Bishop retrieved her aunt’s letter on 19 June, “on our way to Rio.” There had been another big gap since Grace’s last, at least of those that Bishop had received: “it seems to me that about one out of three letters gets lost.” But in all likelihood, Grace’s 5 June letter was the most recent to reach her niece.

Bishop turned immediately to the big news, remembering that “it was about time for Phyllis to have that baby.” She confessed that she “was beginning to worry” not hearing anything, so was relieved to learn “it is safely over and how nice to have a little girl” (Phyllis and Ernest Sutherland already had two boys). Bishop enclosed “a small present” for Phyllis “to get something for Miriam’s trousseau … or will they call her Christine?” She was, in then end, called Miriam. Bishop finally met Phyllis’s children in the early 1970s, but in the interim, she was eager to hear about them from both her aunt and her cousin. I met Phyllis and Miriam in 1991, long after Bishop had died, but “cousin Elizabeth” was still a vivid memory for both women.
In the midst of this busy time, Grace herself continued to have health issues, though just what is not clear from Bishop’s letter. All she wrote was how “glad” she was to hear that “you have had someone to help you wash and clean.”

So, 1961 was the year of new babies in Bishop’s life, far and near. Bishop next turned to the other baby, the one most immediately in their lives, the adopted daughter of their friend Mary Morse. Just before that update, Bishop reiterated that they had “to go to town before the bank closes to sell some dollars, etc.” As a result, the letter would be “hurried.” She thought she’d wait to mail this response “in Petrópolis … [where] the mails are quicker and safer.” Then she reported that “Mary Morse is going off to N.Y. by jet with her adopted baby this Sunday.” The trip to Rio would be equally hurried because they wanted “to get home early this week-end to see as much of her as possible before she goes.” This mother and baby planned to “be gone two to four months” and Bishop confessed that they would “miss ‘Monica’ dreadfully.

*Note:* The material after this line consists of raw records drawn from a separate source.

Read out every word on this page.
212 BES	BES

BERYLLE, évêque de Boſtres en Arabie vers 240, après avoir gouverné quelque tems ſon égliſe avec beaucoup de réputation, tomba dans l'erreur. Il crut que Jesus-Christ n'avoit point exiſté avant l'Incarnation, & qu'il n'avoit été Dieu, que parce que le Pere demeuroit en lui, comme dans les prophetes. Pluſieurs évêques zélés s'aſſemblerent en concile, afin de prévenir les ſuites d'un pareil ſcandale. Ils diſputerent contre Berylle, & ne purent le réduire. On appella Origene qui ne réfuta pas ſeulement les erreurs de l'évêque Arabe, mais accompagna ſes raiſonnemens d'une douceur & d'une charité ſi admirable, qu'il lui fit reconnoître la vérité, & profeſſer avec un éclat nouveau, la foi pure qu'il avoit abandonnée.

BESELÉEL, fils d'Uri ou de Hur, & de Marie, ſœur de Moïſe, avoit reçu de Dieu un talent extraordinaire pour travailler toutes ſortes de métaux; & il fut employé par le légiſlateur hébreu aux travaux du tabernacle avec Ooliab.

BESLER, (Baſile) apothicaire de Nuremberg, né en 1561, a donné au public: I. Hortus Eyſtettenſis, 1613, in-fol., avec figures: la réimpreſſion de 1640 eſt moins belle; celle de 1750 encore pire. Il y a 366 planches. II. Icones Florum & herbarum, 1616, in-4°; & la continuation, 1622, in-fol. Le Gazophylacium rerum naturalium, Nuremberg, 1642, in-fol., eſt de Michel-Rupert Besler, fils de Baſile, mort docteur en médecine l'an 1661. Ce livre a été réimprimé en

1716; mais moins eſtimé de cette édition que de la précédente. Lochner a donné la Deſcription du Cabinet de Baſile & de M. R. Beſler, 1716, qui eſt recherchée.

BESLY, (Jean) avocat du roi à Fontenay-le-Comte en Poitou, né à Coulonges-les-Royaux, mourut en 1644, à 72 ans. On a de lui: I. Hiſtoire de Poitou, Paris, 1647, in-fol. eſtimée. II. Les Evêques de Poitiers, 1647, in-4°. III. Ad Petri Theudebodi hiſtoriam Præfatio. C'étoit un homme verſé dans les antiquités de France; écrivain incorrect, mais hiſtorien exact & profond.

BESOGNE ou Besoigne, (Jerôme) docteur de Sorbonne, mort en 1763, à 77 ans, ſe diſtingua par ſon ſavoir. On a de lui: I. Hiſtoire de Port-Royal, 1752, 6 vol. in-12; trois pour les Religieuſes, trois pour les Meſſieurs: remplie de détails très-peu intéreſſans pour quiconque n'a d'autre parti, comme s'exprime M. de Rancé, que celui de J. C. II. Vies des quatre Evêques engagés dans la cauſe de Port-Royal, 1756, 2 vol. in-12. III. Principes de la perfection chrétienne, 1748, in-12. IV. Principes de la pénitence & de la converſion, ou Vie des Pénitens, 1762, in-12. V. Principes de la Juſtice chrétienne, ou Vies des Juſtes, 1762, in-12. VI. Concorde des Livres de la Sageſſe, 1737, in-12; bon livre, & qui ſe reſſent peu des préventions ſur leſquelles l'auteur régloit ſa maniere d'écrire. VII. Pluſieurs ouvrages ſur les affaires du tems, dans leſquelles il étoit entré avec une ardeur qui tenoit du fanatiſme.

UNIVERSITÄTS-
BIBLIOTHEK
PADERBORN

I’ve never seen such a good healthy happy baby.”

This remarkable little person “really never cries and laughs at everything — even falling out of bed!” She had already begun to cut “two teeth — and can almost sit up but not quite.” Not only was her nature unfolding, but also her stature: they sensed she would “be very tiny …dark-eyed and Brazilian,” this appearance in marked contrast to “her adopted mother who is a very tall, bony, blonde Bostonian type!”

Bishop promised Grace “a couple of pictures … but I left them in the country — next time.” Bishop acknowledged that generally speaking “I like babies but I don’t think I ever liked one quite so much — she loves everyone.” She knew Grace would “love her” too, and noted that with Monica’s “dark eyes, she probably looks a little the way you looked as a baby — and is going to be very mischievous” (also rather like Grace, if the stories Bishop knew and wrote about her are to be believed). Monica was already pulling “the cats’ tails.”

As much as Elizabeth and Lota accepted the circumstances of this single mother, Bishop knew that “Mary’s family is going to be rather surprised at her daughter” with its “(father unknown).” Bishop always said that Brazilians were more open-minded than Americans, especially the uptight New Englanders of her own childhood and adolescence.

Bishop’s homage to Monica was by way of demonstrating to her aunt how interested she was in Phyllis’s new daughter, whom she hoped was “as good” as their new baby.